И дали! А по дороге — ни одной проверки!
ВОЗВРАЩЕНИЕ
Я приехала к сестре Лене и ужаснулась — как же они нуждались! Теперь мне стало ясно, куда девались мои «монгольские» вещи. А я ведь в лагере удивлялась, почему мне их не присылают в посылках. Оставалась еще и часть моих вещей в Москве — у матери сослуживца Михаила Давыдовича (помните, я вам говорила, что мы два чемодана у нее оставили?) и у Нади — жены брата Мироши, того самого пьяницы, который всегда Мирошу порочил. Я в Москве заходила к ним, но — увы! Моих вещей уже не было. Мать сослуживца раскудахталась, что их у нее украли, а Надя просто на меня напустилась: люди с голоду умирали, а тут чьи-то вещи беречь… Ну, ясно.
Агуля была у Лены, выросла, вытянулась, от меня отвыкла, сперва дичилась. Михаил Давыдович в свое время успел отвезти ее к Лене в Ростов, и как раз успел — вскоре и его арестовали.
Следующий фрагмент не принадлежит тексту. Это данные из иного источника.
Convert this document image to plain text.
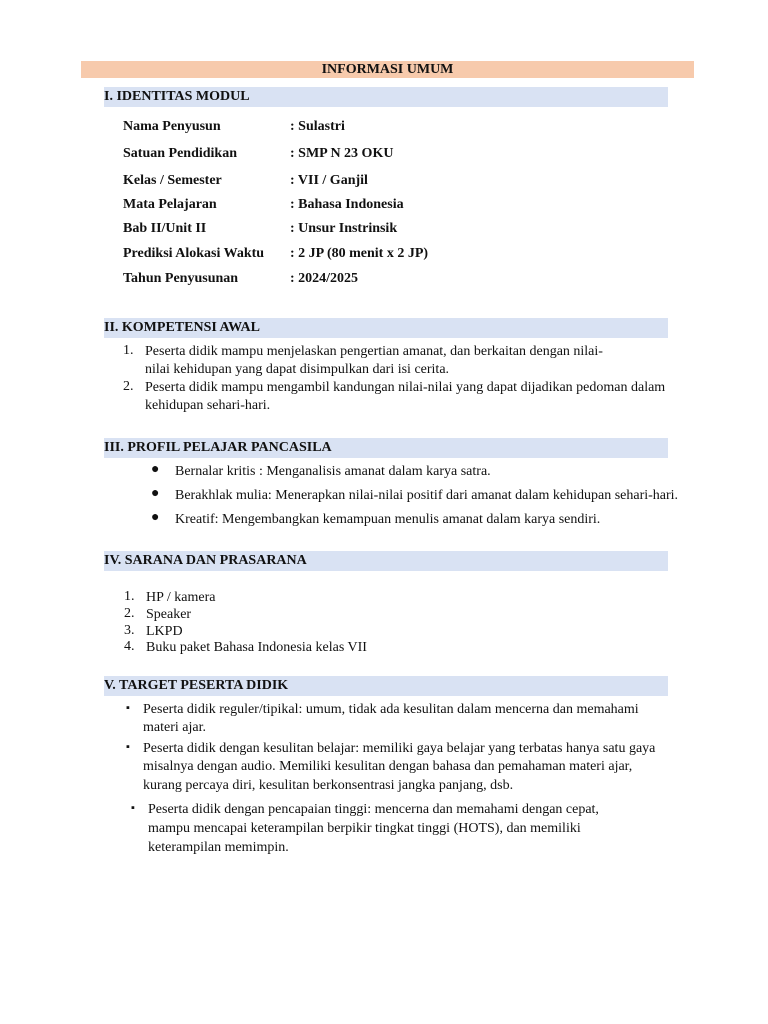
INFORMASI UMUM
I. IDENTITAS MODUL
Nama Penyusun	: Sulastri
Satuan Pendidikan	: SMP N 23 OKU
Kelas / Semester	: VII / Ganjil
Mata Pelajaran	: Bahasa Indonesia
Bab II/Unit II	: Unsur Instrinsik
Prediksi Alokasi Waktu : 2 JP (80 menit x 2 JP)
Tahun Penyusunan	: 2024/2025
II. KOMPETENSI AWAL
1. Peserta didik mampu menjelaskan pengertian amanat, dan berkaitan dengan nilai-
nilai kehidupan yang dapat disimpulkan dari isi cerita.
2. Peserta didik mampu mengambil kandungan nilai-nilai yang dapat dijadikan pedoman dalam
kehidupan sehari-hari.
III. PROFIL PELAJAR PANCASILA
● Bernalar kritis : Menganalisis amanat dalam karya satra.
● Berakhlak mulia: Menerapkan nilai-nilai positif dari amanat dalam kehidupan sehari-hari.
● Kreatif: Mengembangkan kemampuan menulis amanat dalam karya sendiri.
IV. SARANA DAN PRASARANA
1. HP / kamera
2. Speaker
3. LKPD
4. Buku paket Bahasa Indonesia kelas VII
V. TARGET PESERTA DIDIK
▪ Peserta didik reguler/tipikal: umum, tidak ada kesulitan dalam mencerna dan memahami
materi ajar.
▪ Peserta didik dengan kesulitan belajar: memiliki gaya belajar yang terbatas hanya satu gaya
misalnya dengan audio. Memiliki kesulitan dengan bahasa dan pemahaman materi ajar,
kurang percaya diri, kesulitan berkonsentrasi jangka panjang, dsb.
▪ Peserta didik dengan pencapaian tinggi: mencerna dan memahami dengan cepat,
mampu mencapai keterampilan berpikir tingkat tinggi (HOTS), dan memiliki
keterampilan memimpin.
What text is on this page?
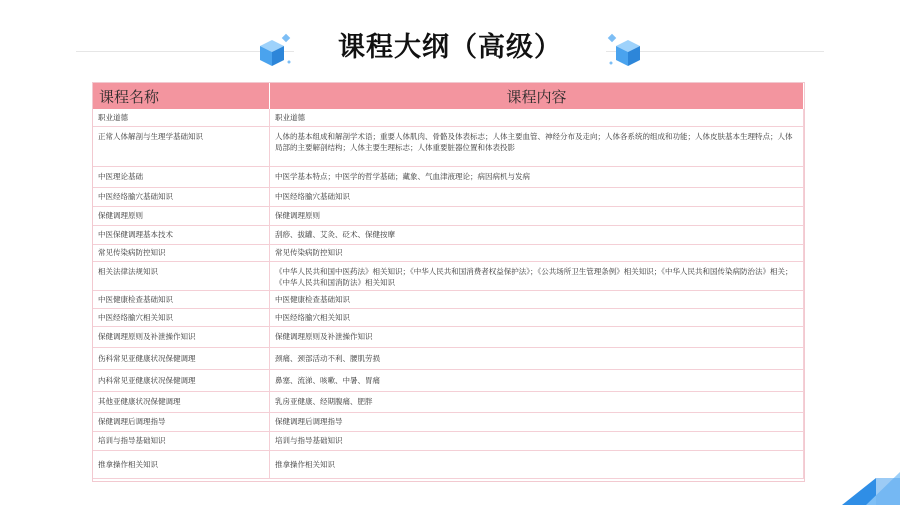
课程大纲（高级）
课程名称	课程内容
职业道德	职业道德
正常人体解剖与生理学基础知识	人体的基本组成和解剖学术语；重要人体肌肉、骨骼及体表标志；人体主要血管、神经分布及走向；人体各系统的组成和功能；人体皮肤基本生理特点；人体局部的主要解剖结构；人体主要生理标志；人体重要脏器位置和体表投影
中医理论基础	中医学基本特点；中医学的哲学基础；藏象、气血津液理论；病因病机与发病
中医经络腧穴基础知识	中医经络腧穴基础知识
保健调理原则	保健调理原则
中医保健调理基本技术	刮痧、拔罐、艾灸、砭术、保健按摩
常见传染病防控知识	常见传染病防控知识
相关法律法规知识	《中华人民共和国中医药法》相关知识；《中华人民共和国消费者权益保护法》；《公共场所卫生管理条例》相关知识；《中华人民共和国传染病防治法》相关；《中华人民共和国消防法》相关知识
中医健康检查基础知识	中医健康检查基础知识
中医经络腧穴相关知识	中医经络腧穴相关知识
保健调理原则及补泄操作知识	保健调理原则及补泄操作知识
伤科常见亚健康状况保健调理	颈痛、颈部活动不利、腰肌劳损
内科常见亚健康状况保健调理	鼻塞、流涕、咳嗽、中暑、胃痛
其他亚健康状况保健调理	乳房亚健康、经期腹痛、肥胖
保健调理后调理指导	保健调理后调理指导
培训与指导基础知识	培训与指导基础知识
推拿操作相关知识	推拿操作相关知识
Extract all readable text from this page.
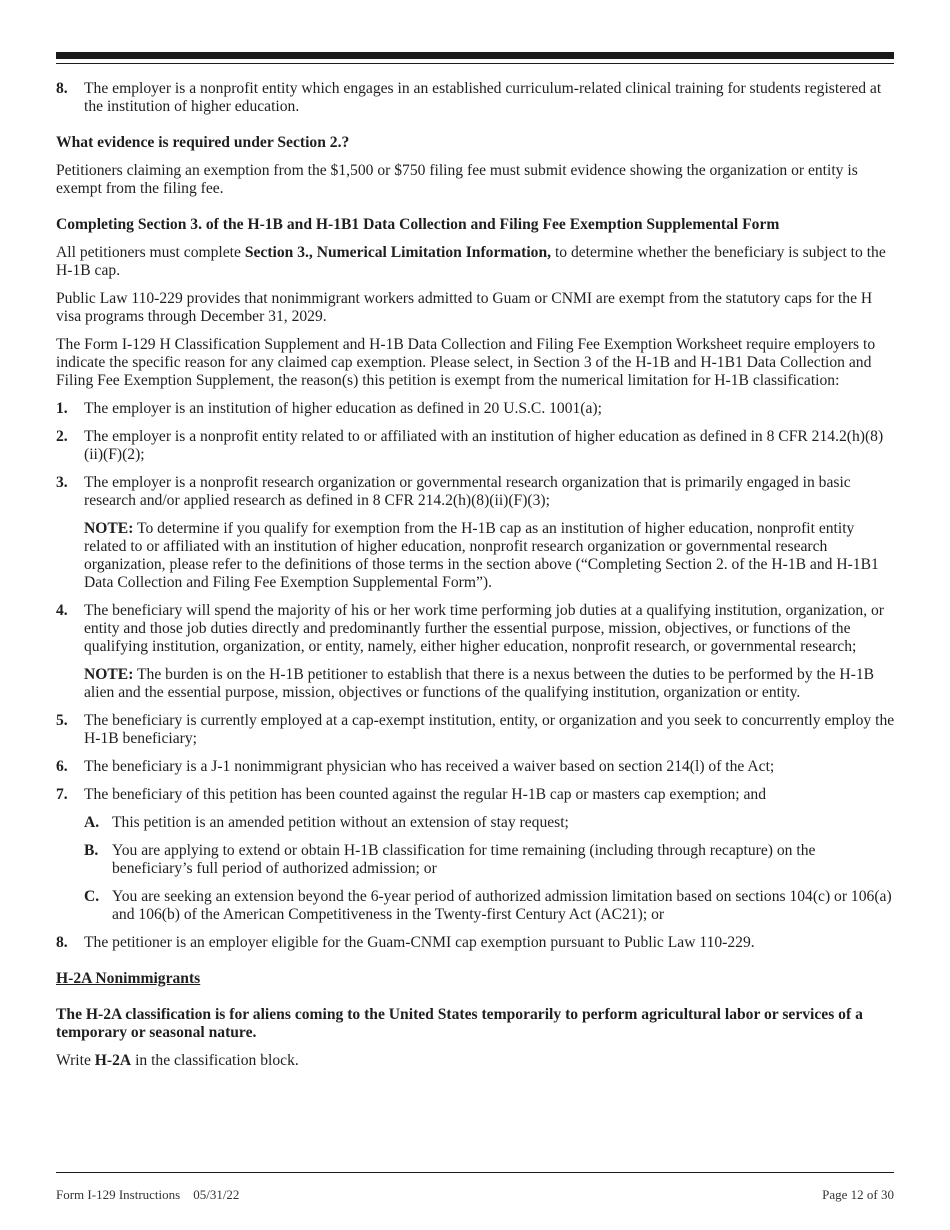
8. The employer is a nonprofit entity which engages in an established curriculum-related clinical training for students registered at the institution of higher education.

What evidence is required under Section 2.?

Petitioners claiming an exemption from the $1,500 or $750 filing fee must submit evidence showing the organization or entity is exempt from the filing fee.

Completing Section 3. of the H-1B and H-1B1 Data Collection and Filing Fee Exemption Supplemental Form

All petitioners must complete Section 3., Numerical Limitation Information, to determine whether the beneficiary is subject to the H-1B cap.

Public Law 110-229 provides that nonimmigrant workers admitted to Guam or CNMI are exempt from the statutory caps for the H visa programs through December 31, 2029.

The Form I-129 H Classification Supplement and H-1B Data Collection and Filing Fee Exemption Worksheet require employers to indicate the specific reason for any claimed cap exemption. Please select, in Section 3 of the H-1B and H-1B1 Data Collection and Filing Fee Exemption Supplement, the reason(s) this petition is exempt from the numerical limitation for H-1B classification:

1. The employer is an institution of higher education as defined in 20 U.S.C. 1001(a);

2. The employer is a nonprofit entity related to or affiliated with an institution of higher education as defined in 8 CFR 214.2(h)(8)(ii)(F)(2);

3. The employer is a nonprofit research organization or governmental research organization that is primarily engaged in basic research and/or applied research as defined in 8 CFR 214.2(h)(8)(ii)(F)(3);

NOTE: To determine if you qualify for exemption from the H-1B cap as an institution of higher education, nonprofit entity related to or affiliated with an institution of higher education, nonprofit research organization or governmental research organization, please refer to the definitions of those terms in the section above (“Completing Section 2. of the H-1B and H-1B1 Data Collection and Filing Fee Exemption Supplemental Form”).

4. The beneficiary will spend the majority of his or her work time performing job duties at a qualifying institution, organization, or entity and those job duties directly and predominantly further the essential purpose, mission, objectives, or functions of the qualifying institution, organization, or entity, namely, either higher education, nonprofit research, or governmental research;

NOTE: The burden is on the H-1B petitioner to establish that there is a nexus between the duties to be performed by the H-1B alien and the essential purpose, mission, objectives or functions of the qualifying institution, organization or entity.

5. The beneficiary is currently employed at a cap-exempt institution, entity, or organization and you seek to concurrently employ the H-1B beneficiary;

6. The beneficiary is a J-1 nonimmigrant physician who has received a waiver based on section 214(l) of the Act;

7. The beneficiary of this petition has been counted against the regular H-1B cap or masters cap exemption; and

A. This petition is an amended petition without an extension of stay request;

B. You are applying to extend or obtain H-1B classification for time remaining (including through recapture) on the beneficiary’s full period of authorized admission; or

C. You are seeking an extension beyond the 6-year period of authorized admission limitation based on sections 104(c) or 106(a) and 106(b) of the American Competitiveness in the Twenty-first Century Act (AC21); or

8. The petitioner is an employer eligible for the Guam-CNMI cap exemption pursuant to Public Law 110-229.

H-2A Nonimmigrants

The H-2A classification is for aliens coming to the United States temporarily to perform agricultural labor or services of a temporary or seasonal nature.

Write H-2A in the classification block.

Form I-129 Instructions    05/31/22	Page 12 of 30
Васю призвали в самом начале войны, и Лена осталась одна с детьми, прятала их от артобстрелов как могла, ежеминутно ожидая смерти. Из Ростова они перебрались в Кисловодск, но и туда пришли немцы. Наконец война откатила на запад, Лена с детьми вернулась в Ростов. Демобилизовали Васю. Дом их разбомбили, и им выдали ордер на пустующий домик, хозяйка которого умерла. Но вернулся ее сын, разыскал документы, что дом принадлежит ему, выбросил их вещи в проходную комнату, а остальные занял.
Они голодали страшно. Павел, брат наш Пуха, который тоже жил одно время с ними, уехал с новой своей женой в Литву и взял с собой Агулю. Оттуда Агуля написала Лене: «Здесь на рынке есть картошка и сало». И все поехали в Литву.
Устроились с жильем, но было очень тесно: Лена, ее дочь Ника, Агуля, Вася и прежний муж Лены — Сухотин, который, отбыв срок в лагере, тоже приютился возле них. Боря окончил танковое училище, попал на фронт уже в Германию, там был ранен и теперь тоже жил у Лены. Было им очень голодно — работал один только Боря, заработки у него были маленькие. Сухотин так и остался очень неприспособленным человеком, а Вася уже начал болеть. И вот теперь явилась к ним еще и я.